AdS3 integrability, Sine-Gordon and fractional supersymmetry

TL;DR

This paper explores the integrability of the massless S-matrix in AdS3 backgrounds, revealing fractional supersymmetry and constructing interpolating S-matrices connecting AdS3, Sine-Gordon, and mixed-flux models.

Contribution

It introduces simple interpolating S-matrices with fractional statistics that connect AdS3, Sine-Gordon, and relativistic models, expanding understanding of integrable systems with fractional supersymmetry.

Findings

Constructed interpolating S-matrices between AdS3 and Sine-Gordon

Demonstrated fractional statistics in supersymmetric particles

Solved Yang-Baxter equation for all interpolations

Abstract

The massless S-matrix of the pure RR AdS3 X S3 X T4 theory is very similar but not quite the same as Fendley-Intriligator's N=2 S-matrix, in turns related to Sine-Gordon taken at a special coupling.

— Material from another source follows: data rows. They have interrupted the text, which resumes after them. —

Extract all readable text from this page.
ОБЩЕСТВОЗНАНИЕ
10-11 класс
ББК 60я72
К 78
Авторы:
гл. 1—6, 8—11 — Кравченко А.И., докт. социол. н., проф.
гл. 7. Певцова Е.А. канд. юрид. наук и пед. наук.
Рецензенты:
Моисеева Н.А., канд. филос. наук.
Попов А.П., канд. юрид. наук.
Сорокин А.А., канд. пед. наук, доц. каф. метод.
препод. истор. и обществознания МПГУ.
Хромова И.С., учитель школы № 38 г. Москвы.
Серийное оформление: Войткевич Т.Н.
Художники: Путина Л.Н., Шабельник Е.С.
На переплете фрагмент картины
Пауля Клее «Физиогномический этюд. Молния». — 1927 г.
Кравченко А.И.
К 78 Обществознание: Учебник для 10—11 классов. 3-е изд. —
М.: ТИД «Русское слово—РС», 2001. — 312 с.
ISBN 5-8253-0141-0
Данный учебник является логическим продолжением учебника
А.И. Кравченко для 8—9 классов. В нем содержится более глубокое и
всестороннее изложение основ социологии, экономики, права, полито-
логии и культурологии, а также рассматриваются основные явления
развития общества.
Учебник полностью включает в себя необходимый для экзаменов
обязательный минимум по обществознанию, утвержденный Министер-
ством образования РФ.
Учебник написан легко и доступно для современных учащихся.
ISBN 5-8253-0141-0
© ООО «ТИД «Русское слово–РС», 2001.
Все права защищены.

In this short note we review the reason why supersymmetry emerges but with a fractional statistics of the particles. We then use this to obtain a very simple interpolating S-matrix between massless AdS3 and Sine-Gordon, and further find two interpolating S-matrices between these and the mixed-flux relativistic S-matrix, solving the Yang-Baxter equation all the way in-between. They are all relativistic invariant and braiding unitary, can be written in terms of particles with fractional statistics, and they might serve the purpose to embed into a parent integrable system.